Review by Bob Ignizio
For the first two thirds of its running time GODZILLA seems almost like an exercise at dashing audience expectations. The story begins in 1999 when a disaster destroys the Japanese nuclear plant where Joe Brody (Bryan Cranston) and his wife Sandra (Juliette Binoche) are working. Sandra doesn't make it out alive, leaving Joe to take care of their young son Ford. Unfortunately for the boy, his father is more interested in pursuing what seem like wild conspiracy theories about what really happened than raising his son.
In the present, Ford (Aaron Taylor-Johnson) defuses bombs for the army. He's just returned home from his latest deployment to reunite with his wife Elle (Elizabeth Olson) and son Sam (Carson Bolde) when he learns that dad has been detained for trying to sneak into the ruins of the nuclear plant where everything went south all those years ago. So he hops a plane to go take custody of his old man, still certain that the guy is crazy. As fate would have it, though, events soon take place to vindicate Joe's crackpot ideas of a cover up.
No, Godzilla doesn't rise up out of the ocean and start smashing stuff. Seems there's some kind of giant radiation eating insect called M.U.T.O. (Massive Unidentified Terrestrial Organism) that has been hibernating in the ruins of the power plant. A secret government organization led by Dr. Serizawa (Ken Watanabe) and his research partner Vivienne (Sally Hawkins) has been monitoring the creature, but now that it's on the move the military, headed up by Admiral Stenz (David Strathairn) takes control.
Taylor-Johnson is ostensibly the film's lead, but his character is utterly nondescript. As for Olsen, who has done a lot of good work since she first started getting noticed with 2011's MARTHA MARCY MAY MARLENE, well, I guess it's just a rite of passage that every Hollywood actress has to play the inconsequential “love interest of the hero” part at least once in a while. Her character could have been left out entirely and it would have made little difference to the film, and the same is true for Hawkins thankless role. And what a shame to see Strathairn utterly wasted in a minor role where his only purpose is to deliver the occasional wrong-headed order to his subordinates. Watanabe at least gets some fun bits where he talks like a fifties B-movie scientist, notably detailing the implausible origin of the monsters. Only Cranston manages to come across with any real screen presence, but despite what the trailers might lead you to believe, he's only in the film for a little while.

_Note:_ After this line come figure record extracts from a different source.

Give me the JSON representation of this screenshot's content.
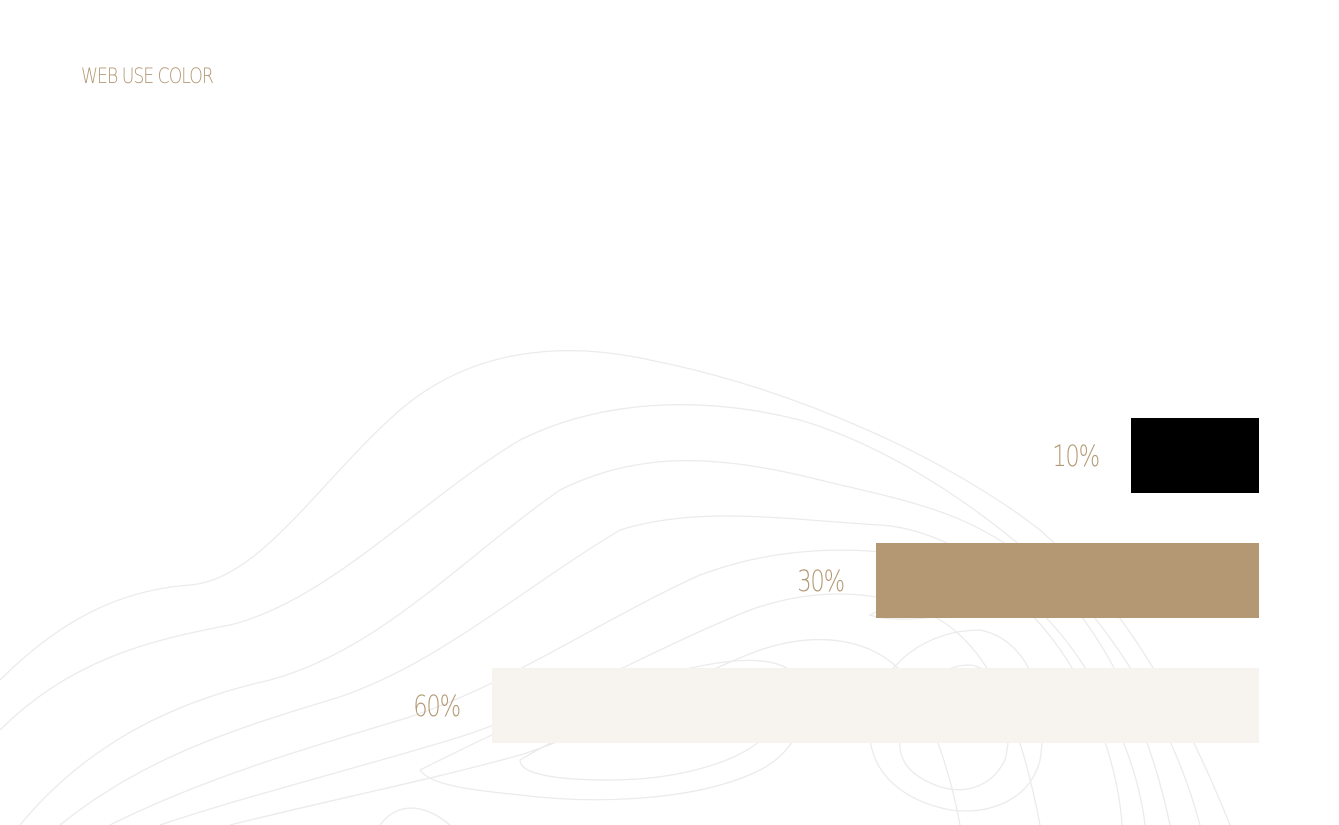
{
  "title": "WEB USE COLOR",
  "accent_color": "#b39873",
  "chart_data": {
    "type": "bar",
    "orientation": "horizontal",
    "categories": [
      "10%",
      "30%",
      "60%"
    ],
    "values": [
      10,
      30,
      60
    ],
    "colors": [
      "#000000",
      "#b39873",
      "#f7f4ef"
    ],
    "title": "WEB USE COLOR",
    "xlabel": "",
    "ylabel": "",
    "grid": false,
    "data_labels": [
      "10%",
      "30%",
      "60%"
    ]
  }
}
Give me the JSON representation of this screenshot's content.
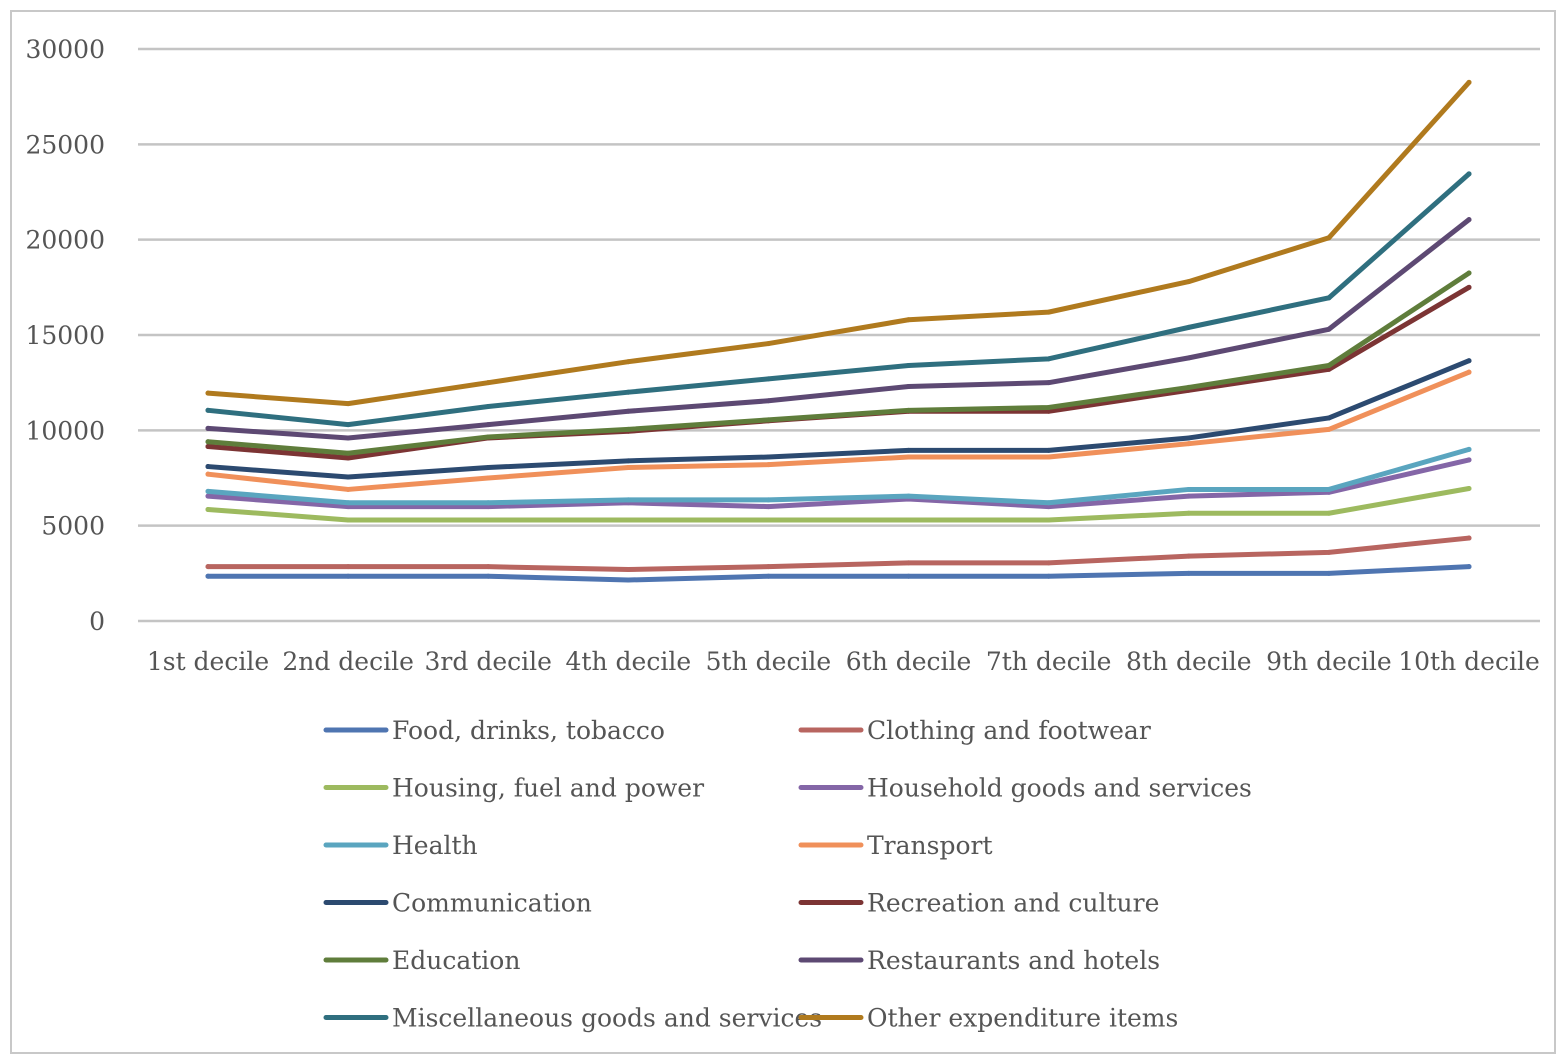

Despite the fact that the only interesting character has exited the film by the end of the first act, GODZILLA insists in putting the focus on its human players. At times it almost plays like a slicker, dumber remake of director Gareth Edwards' indie hit MONSTERS. That film could get away with only giving us glimpses of the creatures because it had interesting ideas, compelling characters, and a focused narrative that knew what it wanted to be. That, and it wasn't a Godzilla movie with all the baggage and expectations that entails.
When Godzilla finally does show up in his own movie, it's for barely a few seconds the first time. After that, we mainly see his spiky back fins, maybe a foot now and then. At one point, action threatens to break out as Godzilla closes quarters with one of the MUTOs, but the movie literally slams a door in our face just as they collide. It's one thing to have a slow build in a monster movie, but this is more like a cruel tease. When Dr. Serizawa asserts at one point in the film, “let them fight,” you just want to scream, “yes, please!”
Then just when you're about to give up on it, GODZILLA almost redeems itself in the final act. THIS is the big budget American Godzilla movie fans have been hoping for. It is in these sequences that we finally understand that this version of the Big G is more or less in the super hero mold of his later seventies films, albeit in a toned down, less silly way. In interviews Edwards has stated that his Godzilla is supposed to represent the wrath of nature and be more of an anti-hero, but it really doesn't come across that way here. He shows little interest in destroying cities; his only purpose is to go after the big bugs and “restore balance”, and at no time does he come across as scary or a threat to the human characters. And that's okay, it's just not the film the director seems to think he's made.
Anyway, the big battle between Godzilla and the MUTOs is a lot of fun and has a couple of moments that got big cheers from the crowd. Too bad it was such a long, tedious, and overly serious slog to get there. Sure, it's better than the 1998 Dean Devlin/Roland Emerich GODZILLA, but that film set the bar so low it was pretty much a given this would be better.
Even though it only clocks in at two hours, fairly conservative by summer blockbuster standards these days, GODZILLA feels a lot longer. Too many characters, too many digressions that don't matter, and not enough monsters. Cut 30 minutes out of it and maybe add in another 5 or 10 minutes of monster action, and you'd have a winner. Unfortunately that's not the movie that was released. Still worth a watch for monster fans, but not the big budget American Godzilla fan many of us have been hoping for. 2 ½ out of 4 stars.